- Full name: Ana Maria Teixeira Maciel
- Born: 18 November 1987 (age 38) Londrina, Brazil
- Height: 166 cm (5 ft 5 in)

Gymnastics career
- Discipline: Rhythmic gymnastics
- Country represented: Brazil (2003–2004)
- Club: UNOPAR
- Retired: Yes
- Medal record
Rhythmic gymnastics
Representing Brazil
Pan American Games
| Gold medal – first place | 2003 Santo Domingo | Group all-around |
| Gold medal – first place | 2003 Santo Domingo | 5 ribbons |
| Gold medal – first place | 2003 Santo Domingo | 3 hoops + 2 balls |

= Ana Maria Maciel =

Brazilian rhythmic gymnast

Ana Maria Teixeira Maciel (born 18 November 1987) is a retired Brazilian rhythmic gymnast. She is a three time Pan American Games gold medalist.

== Biography ==
Ana Maria took up gymnastics, both artistic and rhythmic, at age seven as her mother enrolled her in both sports in her native Londrina. She later choose to focus on rhythmic as she was afraid of the apparatuses in artistic gymnastics. In 1998 she was the runner up at the Brazilian Championships in the children category.

In 2000 she became the national All-Around champion. Three years later Ana Maria was part of the group that repeated the gold medal in the All-Around at the Pan American Games in Santo Domingo, adding another two in the finals with 5 ribbons and 3 hoops & 2 balls. That year she also competed in the 2003 World Championships in Budapest, where the group was 9th in the All-Around.

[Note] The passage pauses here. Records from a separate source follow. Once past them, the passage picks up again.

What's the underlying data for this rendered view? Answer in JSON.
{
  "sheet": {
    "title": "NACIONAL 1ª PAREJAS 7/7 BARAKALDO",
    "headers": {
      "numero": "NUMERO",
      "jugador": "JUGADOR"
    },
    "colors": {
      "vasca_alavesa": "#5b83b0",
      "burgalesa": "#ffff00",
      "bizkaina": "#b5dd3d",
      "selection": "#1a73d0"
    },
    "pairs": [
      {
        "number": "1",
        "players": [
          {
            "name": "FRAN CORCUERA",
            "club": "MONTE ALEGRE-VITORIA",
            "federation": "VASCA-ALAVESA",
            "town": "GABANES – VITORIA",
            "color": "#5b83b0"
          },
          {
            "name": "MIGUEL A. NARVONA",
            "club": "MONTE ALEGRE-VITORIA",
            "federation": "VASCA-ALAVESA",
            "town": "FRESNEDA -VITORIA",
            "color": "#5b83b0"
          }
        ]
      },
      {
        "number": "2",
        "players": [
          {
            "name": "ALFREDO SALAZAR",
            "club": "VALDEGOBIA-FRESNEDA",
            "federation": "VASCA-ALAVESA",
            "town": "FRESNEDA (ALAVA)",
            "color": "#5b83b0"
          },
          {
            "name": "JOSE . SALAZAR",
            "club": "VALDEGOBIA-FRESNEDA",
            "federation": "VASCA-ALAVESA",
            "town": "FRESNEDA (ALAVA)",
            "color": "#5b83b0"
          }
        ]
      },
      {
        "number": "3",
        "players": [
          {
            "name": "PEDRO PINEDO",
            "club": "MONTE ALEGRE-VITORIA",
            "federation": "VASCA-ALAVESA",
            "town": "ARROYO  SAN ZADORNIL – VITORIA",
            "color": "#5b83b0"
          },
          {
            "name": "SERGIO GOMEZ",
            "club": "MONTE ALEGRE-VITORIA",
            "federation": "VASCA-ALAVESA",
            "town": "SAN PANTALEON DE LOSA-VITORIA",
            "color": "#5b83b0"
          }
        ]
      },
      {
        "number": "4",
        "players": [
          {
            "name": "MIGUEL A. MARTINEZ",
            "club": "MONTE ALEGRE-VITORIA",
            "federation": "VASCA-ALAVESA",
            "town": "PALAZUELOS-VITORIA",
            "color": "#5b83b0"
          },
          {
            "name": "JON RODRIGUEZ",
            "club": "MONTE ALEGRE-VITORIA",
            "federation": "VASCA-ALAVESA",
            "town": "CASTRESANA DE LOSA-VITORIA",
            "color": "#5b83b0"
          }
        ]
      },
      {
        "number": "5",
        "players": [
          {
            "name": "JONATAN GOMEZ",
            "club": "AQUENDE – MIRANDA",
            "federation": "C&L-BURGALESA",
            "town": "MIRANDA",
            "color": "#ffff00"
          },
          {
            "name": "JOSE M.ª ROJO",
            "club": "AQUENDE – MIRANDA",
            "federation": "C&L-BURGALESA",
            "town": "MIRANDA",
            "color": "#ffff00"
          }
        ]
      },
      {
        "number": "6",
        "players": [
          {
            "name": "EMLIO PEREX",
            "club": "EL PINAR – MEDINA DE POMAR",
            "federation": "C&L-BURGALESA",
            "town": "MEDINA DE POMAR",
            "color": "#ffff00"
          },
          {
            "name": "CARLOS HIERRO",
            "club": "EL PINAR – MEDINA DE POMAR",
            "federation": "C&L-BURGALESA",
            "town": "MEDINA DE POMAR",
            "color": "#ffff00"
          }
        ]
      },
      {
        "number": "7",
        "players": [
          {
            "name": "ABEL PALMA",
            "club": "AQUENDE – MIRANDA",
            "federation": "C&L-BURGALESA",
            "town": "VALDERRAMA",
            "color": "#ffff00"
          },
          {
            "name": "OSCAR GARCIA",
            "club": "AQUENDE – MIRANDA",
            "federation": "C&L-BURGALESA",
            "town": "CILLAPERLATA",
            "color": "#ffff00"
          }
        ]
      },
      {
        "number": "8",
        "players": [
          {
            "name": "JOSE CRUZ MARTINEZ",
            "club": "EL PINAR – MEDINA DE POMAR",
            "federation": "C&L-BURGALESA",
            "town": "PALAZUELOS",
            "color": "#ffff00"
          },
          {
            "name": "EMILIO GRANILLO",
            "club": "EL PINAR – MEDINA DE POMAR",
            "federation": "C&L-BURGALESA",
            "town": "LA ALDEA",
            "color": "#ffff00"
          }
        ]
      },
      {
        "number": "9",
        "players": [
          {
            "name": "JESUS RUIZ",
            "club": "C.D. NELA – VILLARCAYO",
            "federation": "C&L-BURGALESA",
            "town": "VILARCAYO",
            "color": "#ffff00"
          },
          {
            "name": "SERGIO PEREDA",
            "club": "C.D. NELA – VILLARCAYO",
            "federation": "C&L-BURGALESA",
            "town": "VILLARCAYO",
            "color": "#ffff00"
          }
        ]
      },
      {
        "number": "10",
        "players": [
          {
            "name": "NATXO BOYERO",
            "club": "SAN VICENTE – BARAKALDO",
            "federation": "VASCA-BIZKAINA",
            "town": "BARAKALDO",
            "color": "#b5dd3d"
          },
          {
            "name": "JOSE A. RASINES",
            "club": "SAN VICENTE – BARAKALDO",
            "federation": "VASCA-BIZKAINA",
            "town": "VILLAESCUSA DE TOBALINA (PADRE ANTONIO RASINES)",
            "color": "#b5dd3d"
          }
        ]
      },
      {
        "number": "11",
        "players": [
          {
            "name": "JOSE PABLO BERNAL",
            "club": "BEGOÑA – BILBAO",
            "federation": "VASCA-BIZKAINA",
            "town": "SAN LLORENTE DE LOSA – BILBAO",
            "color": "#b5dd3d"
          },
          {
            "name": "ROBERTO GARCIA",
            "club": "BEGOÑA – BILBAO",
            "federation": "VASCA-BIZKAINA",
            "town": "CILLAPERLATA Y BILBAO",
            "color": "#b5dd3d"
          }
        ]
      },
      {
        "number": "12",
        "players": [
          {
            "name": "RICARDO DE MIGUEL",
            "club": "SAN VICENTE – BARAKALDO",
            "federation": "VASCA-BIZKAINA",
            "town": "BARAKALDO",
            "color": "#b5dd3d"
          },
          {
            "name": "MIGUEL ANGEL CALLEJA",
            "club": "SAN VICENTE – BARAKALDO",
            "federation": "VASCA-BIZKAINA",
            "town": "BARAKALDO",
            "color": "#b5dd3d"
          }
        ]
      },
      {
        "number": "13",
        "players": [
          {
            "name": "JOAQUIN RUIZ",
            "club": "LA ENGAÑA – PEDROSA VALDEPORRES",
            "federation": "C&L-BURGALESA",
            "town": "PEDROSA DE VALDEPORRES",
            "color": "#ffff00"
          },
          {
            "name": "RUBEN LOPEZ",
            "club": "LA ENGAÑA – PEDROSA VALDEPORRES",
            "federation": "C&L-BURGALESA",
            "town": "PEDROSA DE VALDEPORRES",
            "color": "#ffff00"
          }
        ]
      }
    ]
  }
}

Maciel also competed at the 2004 Olympic Games in Athens along Larissa Barata, Dayane Camilo, Fernanda Cavalieri, Tayanne Mantovaneli and Jeniffer Oliveira. They were 7th in qualification, in the final Camilo ended up dropping the ribbon during one of the performances dooming the group to finish 8th.

Ana Maria retired after the Olympics in 2004 at age 17.